In linear algebra, an inverse matrix is a powerful concept used to solve systems of equations. If a square matrix \(A\) has an inverse, denoted \(A^{-1}\), such that \(AA^{-1} = I\), where \(I\) is the identity matrix, then \(A^{-1}\) effectively "undoes" the operation of \(A\). Not all matrices have an inverse, and a matrix must be square (same number of rows and columns) to qualify for inversion.

The formula for the inverse of a 2x2 matrix \(A = \begin{pmatrix} a & b \ c & d \end{pmatrix}\) is given by:

• Calculate the determinant: \(ad - bc\). If the determinant is zero, the matrix is not invertible.
• The inverse is \(A^{-1} = \frac{1}{ad - bc} \begin{pmatrix} d & -b \ -c & a \end{pmatrix}\).

In the example, the matrix \(A = \begin{pmatrix} -1 & 0 \ 2 & -3 \end{pmatrix}\) has a determinant of 3, meaning it is invertible, and its inverse is \(\begin{pmatrix} -1 & 0 \ -\frac{2}{3} & -\frac{1}{3} \end{pmatrix}\). This inversion allows us to solve for \(X\) in equations like \(AX = D\) by calculating \(X = A^{-1}D\).

Solving systems of linear equations is a frequent task in linear algebra. A system of equations involves multiple equations that are all satisfied by the same set of variable values.

For example, consider solving the system:

• \(-x_1 = -2\)
• \(2x_1 - 3x_2 = -5\)

To solve, we can first isolate one variable, as we did with \(x_1\) to get \(x_1 = 2\).

Next, substitute \(x_1\) into the second equation to find \(x_2\). This systematic approach finds the solution \((x_1, x_2)\), which for this example is \((2, 3)\).
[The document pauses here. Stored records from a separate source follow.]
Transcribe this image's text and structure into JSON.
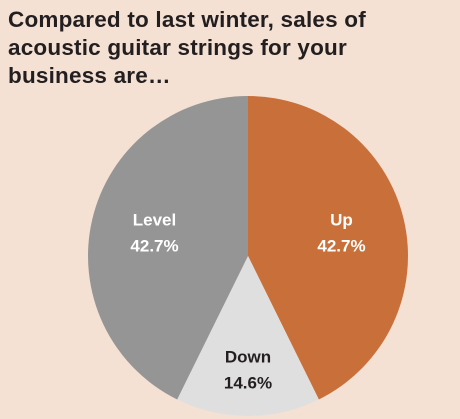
{
  "chart_data": {
    "type": "pie",
    "title": "Compared to last winter, sales of acoustic guitar strings for your business are…",
    "categories": [
      "Up",
      "Down",
      "Level"
    ],
    "values": [
      42.7,
      14.6,
      42.7
    ],
    "value_labels": [
      "42.7%",
      "14.6%",
      "42.7%"
    ],
    "colors": [
      "#c9703a",
      "#dfdfe0",
      "#959595"
    ]
  }
}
Alternatively, systems of equations can be solved using matrix operations, which include writing the system in the form \(AX = D\) and using the inverse of \(A\) to solve for \(X\). This method can often be more efficient, especially with larger systems.

Matrix multiplication is a fundamental operation in linear algebra, pivotal for working with systems of equations and transformations.

To multiply matrices, the number of columns in the first matrix must match the number of rows in the second matrix. The product of matrices \(A\) and \(B\) is a new matrix where each entry is the sum of the products of the corresponding rows of \(A\) and columns of \(B\).

In our exercise, we find the solution \(X = A^{-1}D\) by multiplying the inverse of \(A\) by matrix \(D\):

• Row 1: Multiply and sum \(-1 \times -2 + 0 \times -5\) to get 2.
• Row 2: Multiply and sum \(-\frac{2}{3} \times -2 + -\frac{1}{3} \times -5\) to get the result.

The calculation yields the vector \(X = \begin{pmatrix} 2 \ 3 \end{pmatrix}\), verifying the solution by both substitution and inverse matrix methods. Understanding matrix multiplication is crucial for efficiently solving linear equations and exploring further linear algebra applications.